Re: Pod as shorthand for XML

Adam Turoff Fri, 04 Jan 2002 08:11:18 -0800

Sorry this is so long.  This idea comes up every so often, and I don't
remember the last it was possible to lay all the issues on the table in
a single message.

On Thu, Jan 03, 2002 at 02:03:48PM -0700, Sean M. Burke wrote:
> So I've been thinking many Deep Thoughts lately about Pod.
> 
> I have competing goals in the design of Pod as a document format: 

OK.

> The first and foremost goal is the absolute requirement that Pod be
> sufficient for easily writing text documentation, and that its semantics be
> simple enough for all its constructs to be easily translatable into any
> sane markup language or typesetting system. 

OK.  

> The second goal is that Pod be extensible enough that you could use it as a
> sort of "Huffman-coding for XML" [...]

Er, um, uh, why?  And which definition of XML are you using?  The simple
definition of a well-formed tagged document where block and inline tags
are conflated, or the whole big tur^Wshiny ball of metal that includes
schemata, hyperlinking, namespaces and whatnot?

It would be really nice if the second didn't induce carpal tunnel
syndrome.

It would be sufficient if the first was explicitly targeted as an goal
for an extension of Pod.

It would be an interesting hack to target the second goal, but one that
would probably never be adopted outside a small group of extremists (see
http://www.yaml.org, sml-dev, etc.).

Getting back to the first goal, remember that Pod is a *formatting*
language, and XML is simply a grammar.  Yes, a grammar, not a format.

The ideal use case for XML begins with an XML vocabulary that completely
divorces structure from presentation, and forces presentation to be
handled by Some Other Program(tm).  Here, Pod is like HTML, *TeX and
*roff, but only less so.  It's a good lowest common denominator format
that is roughly interchangeable between these other formats.

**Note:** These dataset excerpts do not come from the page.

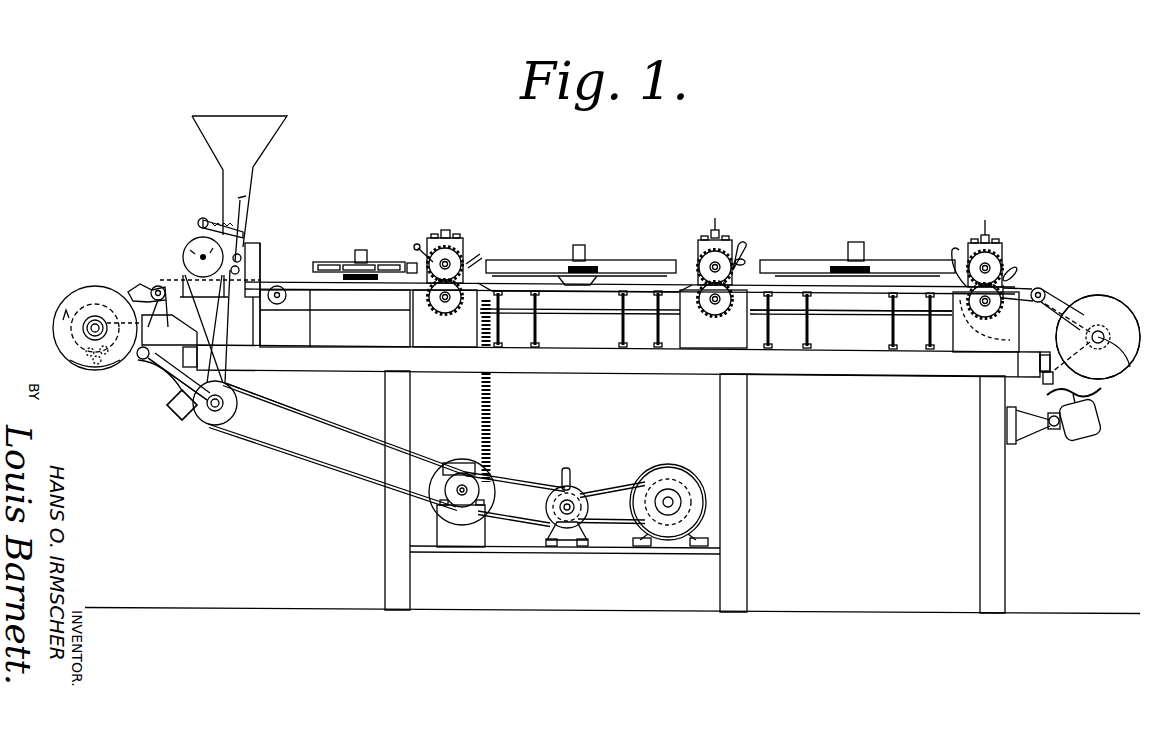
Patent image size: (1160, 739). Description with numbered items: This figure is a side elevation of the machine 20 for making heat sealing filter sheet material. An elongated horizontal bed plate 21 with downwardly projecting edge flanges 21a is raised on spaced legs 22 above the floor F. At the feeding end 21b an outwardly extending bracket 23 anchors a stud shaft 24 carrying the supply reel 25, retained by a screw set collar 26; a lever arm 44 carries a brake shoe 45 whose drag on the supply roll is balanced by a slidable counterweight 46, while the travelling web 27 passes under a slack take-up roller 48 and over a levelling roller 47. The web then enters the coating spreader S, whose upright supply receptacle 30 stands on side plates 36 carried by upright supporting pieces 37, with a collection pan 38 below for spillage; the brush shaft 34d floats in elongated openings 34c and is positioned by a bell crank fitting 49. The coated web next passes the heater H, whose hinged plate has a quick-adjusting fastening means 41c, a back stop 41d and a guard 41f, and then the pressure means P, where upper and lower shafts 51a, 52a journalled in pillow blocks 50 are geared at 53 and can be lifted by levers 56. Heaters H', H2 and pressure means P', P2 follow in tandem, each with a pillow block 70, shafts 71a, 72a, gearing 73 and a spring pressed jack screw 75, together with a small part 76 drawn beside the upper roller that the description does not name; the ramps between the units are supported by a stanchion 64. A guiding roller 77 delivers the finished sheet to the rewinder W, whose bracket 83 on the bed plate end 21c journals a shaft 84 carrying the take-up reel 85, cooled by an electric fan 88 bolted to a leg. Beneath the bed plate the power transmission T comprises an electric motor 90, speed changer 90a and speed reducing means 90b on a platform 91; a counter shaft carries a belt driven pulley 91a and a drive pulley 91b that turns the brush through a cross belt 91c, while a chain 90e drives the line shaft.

The machine 20 is at (800, 250).
The bed plate 21 is at (548, 338).
The edge flanges 21a is at (832, 375).
The feeding end 21b is at (200, 418).
The end of bed plate 21c is at (1026, 359).
The legs 22 is at (1000, 500).
The bracket 23 is at (155, 362).
The stud shaft 24 is at (88, 331).
The reel 25 is at (63, 296).
The screw set collar 26 is at (112, 369).
The travelling web 27 is at (142, 285).
The supply receptacle 30 is at (245, 125).
The elongated openings 34c is at (190, 262).
The brush shaft 34d is at (201, 253).
The side plates 36 is at (248, 258).
The upright supporting pieces 37 is at (312, 338).
The collection pan 38 is at (278, 286).
The fastening means 41c is at (324, 262).
The back stop 41d is at (353, 262).
The guard 41f is at (385, 262).
The lever arm 44 is at (140, 366).
The brake shoe 45 is at (80, 358).
The counterweight 46 is at (178, 412).
The levelling roller 47 is at (160, 286).
The slack take-up roller 48 is at (150, 292).
The bell crank fitting 49 is at (214, 225).
The pillow blocks 50 is at (420, 328).
The upper shaft 51a is at (448, 260).
The lower shaft 52a is at (447, 305).
The gearing 53 is at (434, 266).
The levers 56 is at (486, 257).
The stanchion 64 is at (895, 345).
The pillow block 70 is at (688, 349).
The upper roller shaft 71a is at (712, 265).
The lower roller shaft 72a is at (716, 306).
The gearing 73 is at (735, 262).
The jack screw 75 is at (715, 228).
The guide finger 76 is at (746, 261).
The guiding roller 77 is at (1046, 295).
The bracket 83 is at (1050, 362).
The shaft 84 is at (1130, 368).
The take-up reel 85 is at (1124, 304).
The electric fan 88 is at (1094, 418).
The electric motor 90 is at (672, 478).
The speed changer 90a is at (581, 488).
The speed reducing means 90b is at (462, 452).
The chain 90e is at (493, 437).
The platform / counter shaft 91 is at (245, 435).
The belt driven pulley 91a is at (238, 406).
The drive pulley 91b is at (214, 412).
The cross belt 91c is at (228, 378).
The floor F is at (808, 606).
The heater H is at (365, 237).
The heater H' is at (581, 229).
The heater H2 is at (874, 246).
The pressure means P is at (471, 244).
The pressure means P' is at (721, 233).
The pressure means P2 is at (1008, 240).
The coating spreader S is at (265, 235).
The power transmission T is at (222, 443).
The rewinder W is at (1102, 291).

But Pod's greatest strength is also it's greatest weakness:

        =head1 Author and Copyright Information

        Copyright (c) 1997-1999 Tom Christiansen and Nathan Torkington.
        All rights reserved.

        [...]

Or even this:

        =head1 SYNOPSIS

        B<perl> S<[ B<-sTuU> ]> S<[ B<-hv> ] [ B<-V>[:I<configvar>] ]>
            S<[ B<-cw> ] [ B<-d>[:I<debugger>] ] [ B<-D>[I<number/list>] ]>
            S<[ B<-pna> ] [ B<-F>I<pattern> ] [ B<-l>[I<octal>] ] [ B<-0>[I<octal>] ]>
            S<[ B<-I>I<dir> ] [ B<-m>[B<->]I<module> ] [ B<-M>[B<->]I<'module...'> ]>
            S<[ B<-P> ]> S<[ B<-S> ]> S<[ B<-x>[I<dir>] ]>
            S<[ B<-i>[I<extension>] ]> S<[ B<-e> I<'command'> ]
            [ B<--> ] [ I<programfile> ] [ I<argument> ]...>

Keep in mind that Pod is designed to communicate directly to a human
audience via a formatting system of some type.  Ideally, a Huffman coded
XML version of these documents would allow the author to specify:

        - who are the authors?
        - where can they be contacted?
        - when was the document copyrighted?
        - under what terms the document was copyrighted? (GPL, LGPL, AL)
        - what is being protected by this copyright statement? (this
          document?  a module?  a distribution?)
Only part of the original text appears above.